Poster
in
Workshop: NeurIPS 2023 Workshop on Machine Learning for Creativity and Design
V2Meow: Meowing to the Visual Beat via Music Generation
Yue Li · Kun Su · Qingqing Huang · Dima Kuzmin · Joonseok Lee · Chris Donahue · Fei Sha · Aren Jansen · Yu Wang · Mauro Verzetti · Timo I. Denk
We propose a video-to-music generation system called V2Meow that can generate high-quality music audio for a diverse range of video input types based on a multi-stage autoregressive model, without the need to explicitly model the rhythmic or semantic video-music correspondence. Compared to previous video to music generation work, the video and text prompts are incorporated as a single stream of embedding inputs and fed into the Transformer with feature-specific adaptors. Trained on O(100K) music audio clips paired with video frames mined from in-the-wild music videos, V2Meow is competitive with previous domain-specific models when evaluated in a zero-shot manner.

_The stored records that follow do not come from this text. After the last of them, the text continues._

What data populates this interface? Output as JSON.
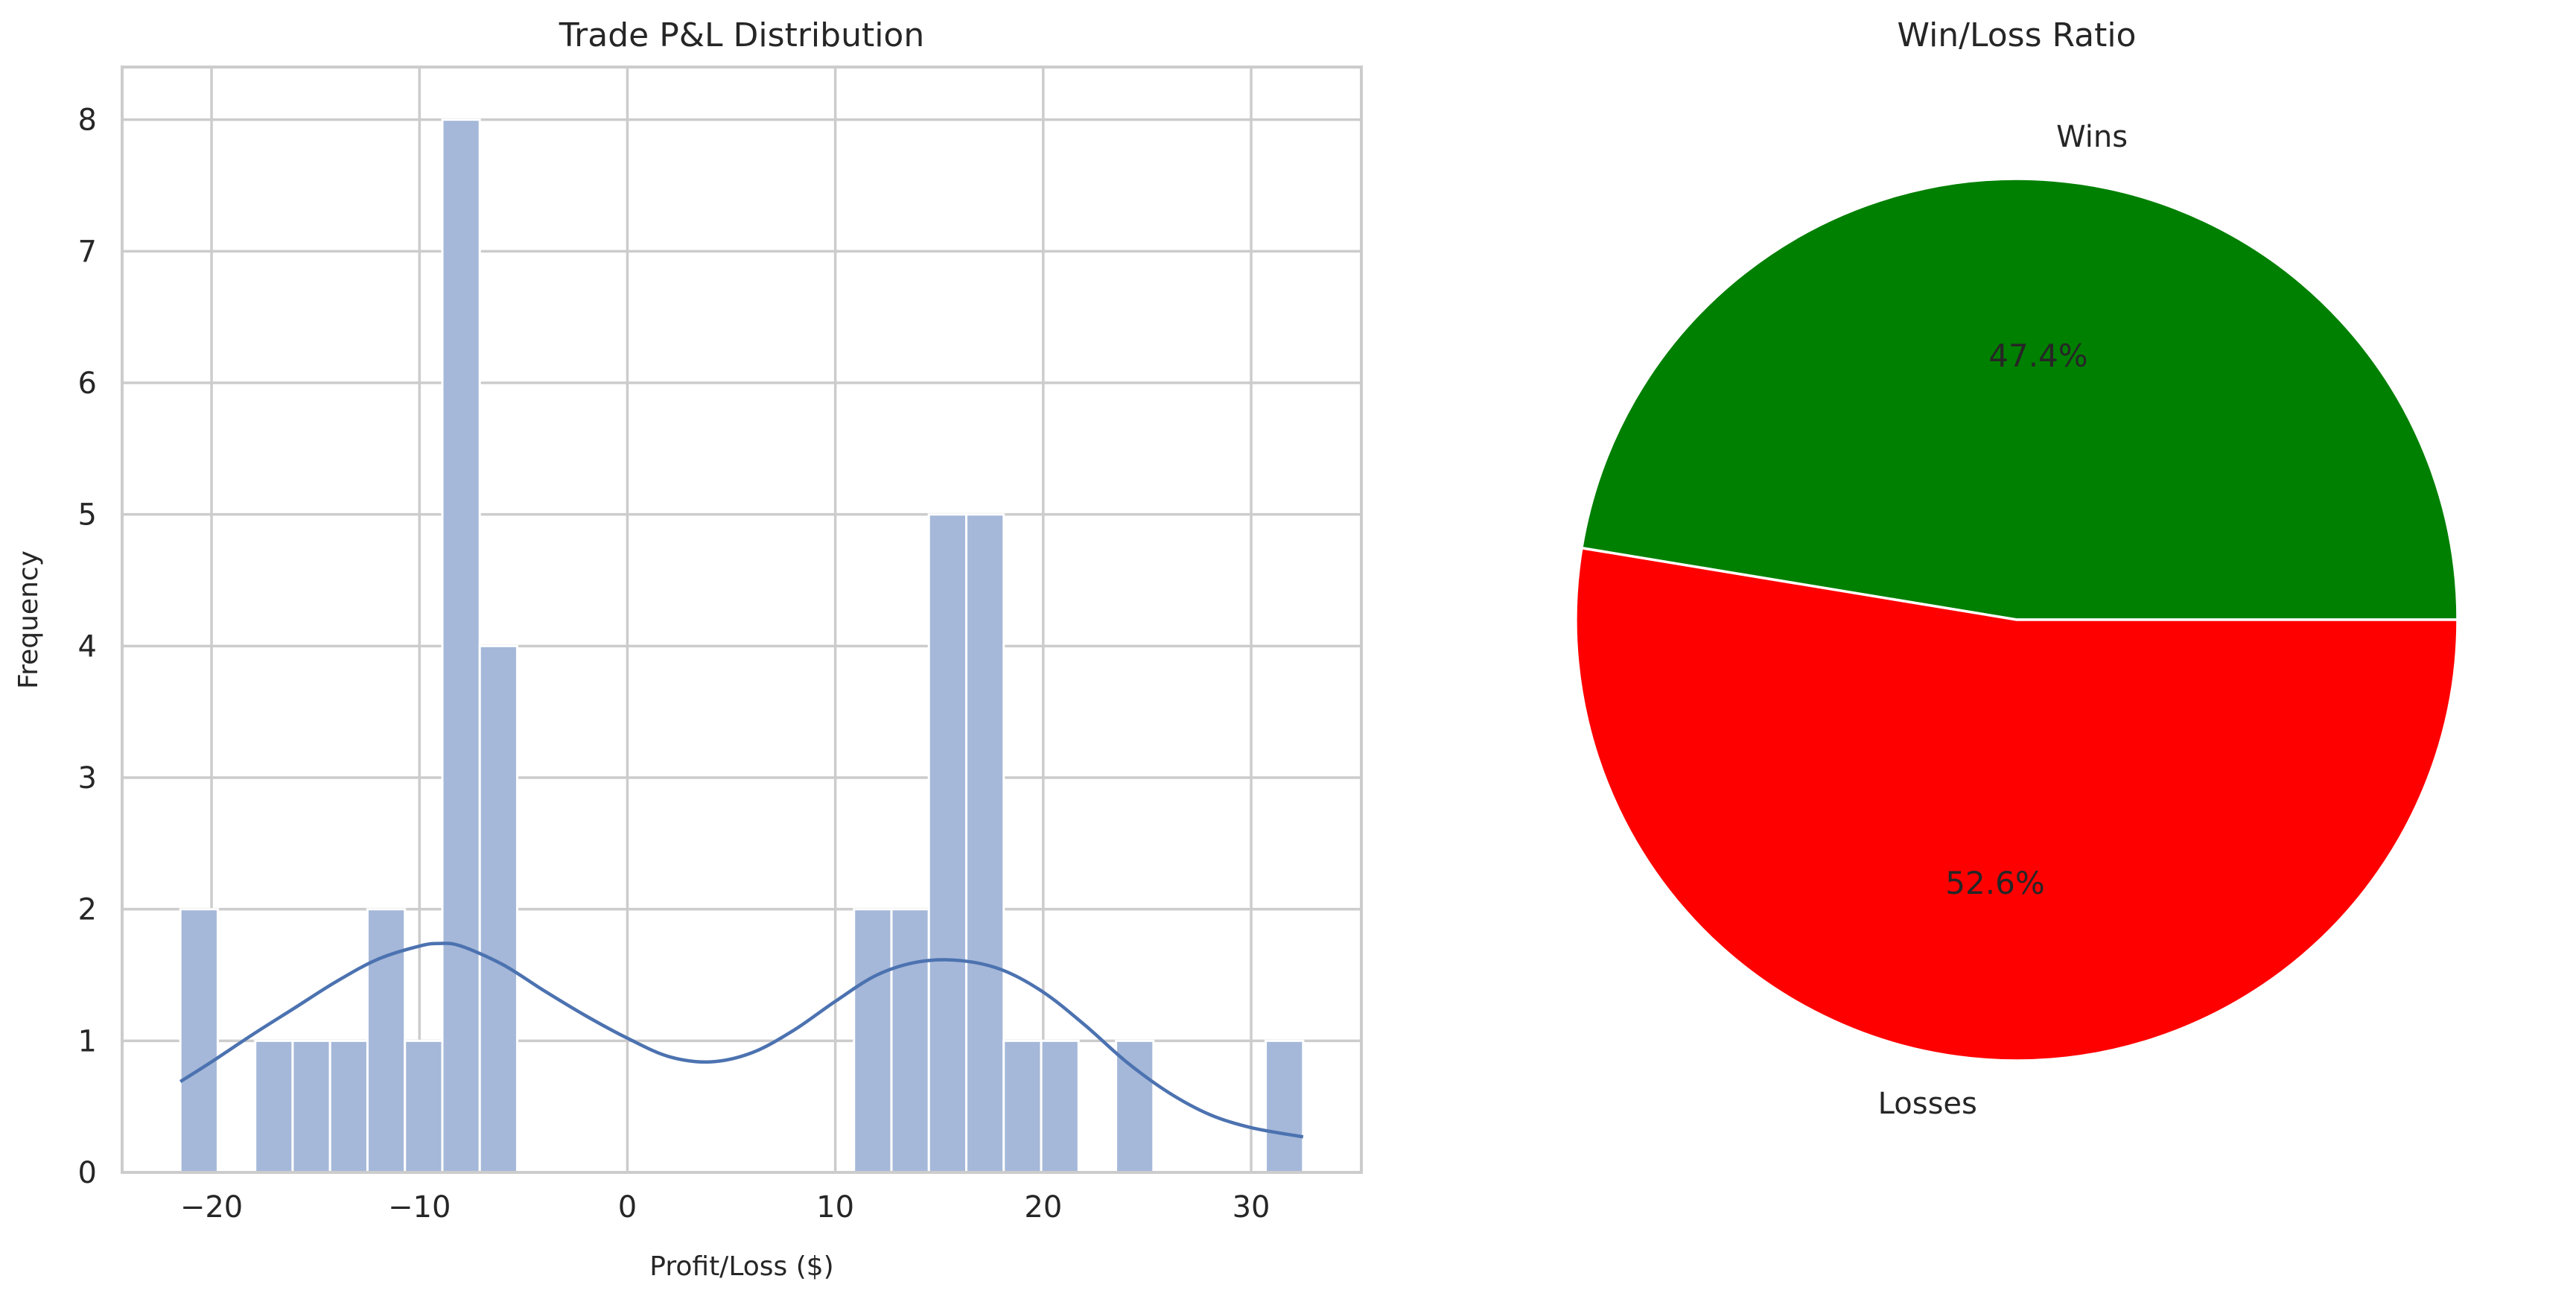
{
  "chart_data": [
    {
      "type": "bar",
      "subtype": "histogram",
      "title": "Trade P&L Distribution",
      "xlabel": "Profit/Loss ($)",
      "ylabel": "Frequency",
      "xlim": [
        -24.3,
        35.3
      ],
      "ylim": [
        0,
        8.4
      ],
      "xticks": [
        -20,
        -10,
        0,
        10,
        20,
        30
      ],
      "xtick_labels": [
        "−20",
        "−10",
        "0",
        "10",
        "20",
        "30"
      ],
      "yticks": [
        0,
        1,
        2,
        3,
        4,
        5,
        6,
        7,
        8
      ],
      "grid": true,
      "bar_color": "#a5b8d9",
      "bins": [
        {
          "start": -21.5,
          "end": -19.7,
          "count": 2
        },
        {
          "start": -19.7,
          "end": -17.9,
          "count": 0
        },
        {
          "start": -17.9,
          "end": -16.1,
          "count": 1
        },
        {
          "start": -16.1,
          "end": -14.3,
          "count": 1
        },
        {
          "start": -14.3,
          "end": -12.5,
          "count": 1
        },
        {
          "start": -12.5,
          "end": -10.7,
          "count": 2
        },
        {
          "start": -10.7,
          "end": -8.9,
          "count": 1
        },
        {
          "start": -8.9,
          "end": -7.1,
          "count": 8
        },
        {
          "start": -7.1,
          "end": -5.3,
          "count": 4
        },
        {
          "start": -5.3,
          "end": -3.5,
          "count": 0
        },
        {
          "start": -3.5,
          "end": -1.7,
          "count": 0
        },
        {
          "start": -1.7,
          "end": 0.1,
          "count": 0
        },
        {
          "start": 0.1,
          "end": 1.9,
          "count": 0
        },
        {
          "start": 1.9,
          "end": 3.7,
          "count": 0
        },
        {
          "start": 3.7,
          "end": 5.5,
          "count": 0
        },
        {
          "start": 5.5,
          "end": 7.3,
          "count": 0
        },
        {
          "start": 7.3,
          "end": 9.1,
          "count": 0
        },
        {
          "start": 9.1,
          "end": 10.9,
          "count": 0
        },
        {
          "start": 10.9,
          "end": 12.7,
          "count": 2
        },
        {
          "start": 12.7,
          "end": 14.5,
          "count": 2
        },
        {
          "start": 14.5,
          "end": 16.3,
          "count": 5
        },
        {
          "start": 16.3,
          "end": 18.1,
          "count": 5
        },
        {
          "start": 18.1,
          "end": 19.9,
          "count": 1
        },
        {
          "start": 19.9,
          "end": 21.7,
          "count": 1
        },
        {
          "start": 21.7,
          "end": 23.5,
          "count": 0
        },
        {
          "start": 23.5,
          "end": 25.3,
          "count": 1
        },
        {
          "start": 25.3,
          "end": 27.1,
          "count": 0
        },
        {
          "start": 27.1,
          "end": 28.9,
          "count": 0
        },
        {
          "start": 28.9,
          "end": 30.7,
          "count": 0
        },
        {
          "start": 30.7,
          "end": 32.5,
          "count": 1
        }
      ],
      "kde": {
        "color": "#4c72b0",
        "x": [
          -21.5,
          -20,
          -18,
          -16,
          -14,
          -12,
          -10,
          -9,
          -8,
          -6,
          -4,
          -2,
          0,
          2,
          4,
          6,
          8,
          10,
          12,
          14,
          16,
          18,
          20,
          22,
          24,
          26,
          28,
          30,
          32.5
        ],
        "y": [
          0.69,
          0.84,
          1.05,
          1.25,
          1.45,
          1.62,
          1.72,
          1.74,
          1.72,
          1.58,
          1.38,
          1.19,
          1.02,
          0.88,
          0.84,
          0.91,
          1.08,
          1.3,
          1.5,
          1.6,
          1.61,
          1.54,
          1.37,
          1.12,
          0.84,
          0.61,
          0.44,
          0.34,
          0.27
        ]
      }
    },
    {
      "type": "pie",
      "title": "Win/Loss Ratio",
      "labels": [
        "Wins",
        "Losses"
      ],
      "values": [
        47.4,
        52.6
      ],
      "value_labels": [
        "47.4%",
        "52.6%"
      ],
      "colors": [
        "#008000",
        "#ff0000"
      ]
    }
  ]
}
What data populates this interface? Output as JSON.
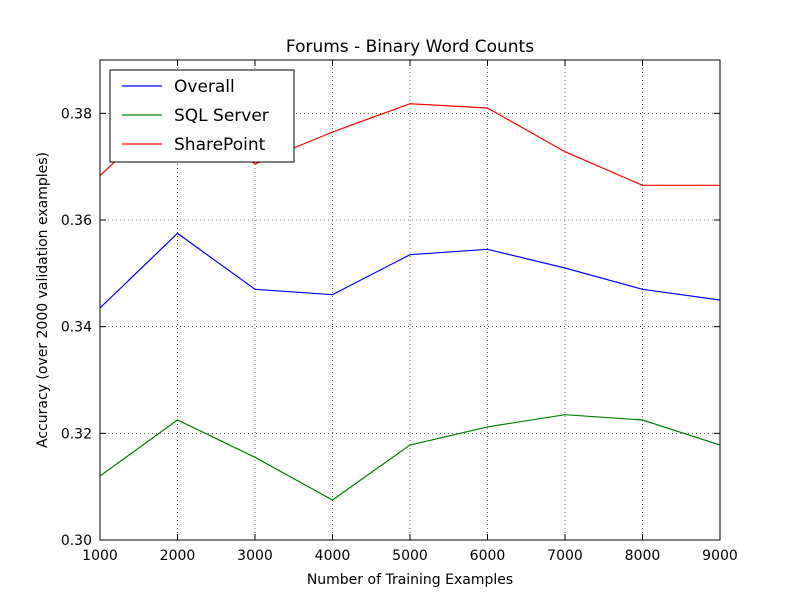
{
  "chart_data": {
    "type": "line",
    "title": "Forums - Binary Word Counts",
    "xlabel": "Number of Training Examples",
    "ylabel": "Accuracy (over 2000 validation examples)",
    "xlim": [
      1000,
      9000
    ],
    "ylim": [
      0.3,
      0.39
    ],
    "xticks": [
      1000,
      2000,
      3000,
      4000,
      5000,
      6000,
      7000,
      8000,
      9000
    ],
    "xtick_labels": [
      "1000",
      "2000",
      "3000",
      "4000",
      "5000",
      "6000",
      "7000",
      "8000",
      "9000"
    ],
    "yticks": [
      0.3,
      0.32,
      0.34,
      0.36,
      0.38
    ],
    "ytick_labels": [
      "0.30",
      "0.32",
      "0.34",
      "0.36",
      "0.38"
    ],
    "grid": true,
    "legend_position": "top-left",
    "x": [
      1000,
      2000,
      3000,
      4000,
      5000,
      6000,
      7000,
      8000,
      9000
    ],
    "series": [
      {
        "name": "Overall",
        "color": "#0000ff",
        "values": [
          0.3435,
          0.3575,
          0.347,
          0.346,
          0.3535,
          0.3545,
          0.351,
          0.347,
          0.345
        ]
      },
      {
        "name": "SQL Server",
        "color": "#008000",
        "values": [
          0.312,
          0.3225,
          0.3155,
          0.3075,
          0.3178,
          0.3212,
          0.3235,
          0.3225,
          0.3178
        ]
      },
      {
        "name": "SharePoint",
        "color": "#ff0000",
        "values": [
          0.3683,
          0.382,
          0.3705,
          0.3765,
          0.3818,
          0.381,
          0.3728,
          0.3665,
          0.3665
        ]
      }
    ]
  }
}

V2Meow can synthesize high-fidelity music audio waveform solely by conditioning on pre-trained general-purpose visual features extracted from video frames, with optional style control via text prompts. Through both qualitative and quantitative evaluations, we verify that our model outperforms various existing music generation systems in terms of visual-audio correspondence and audio quality. We would like to present a demo during the workshop.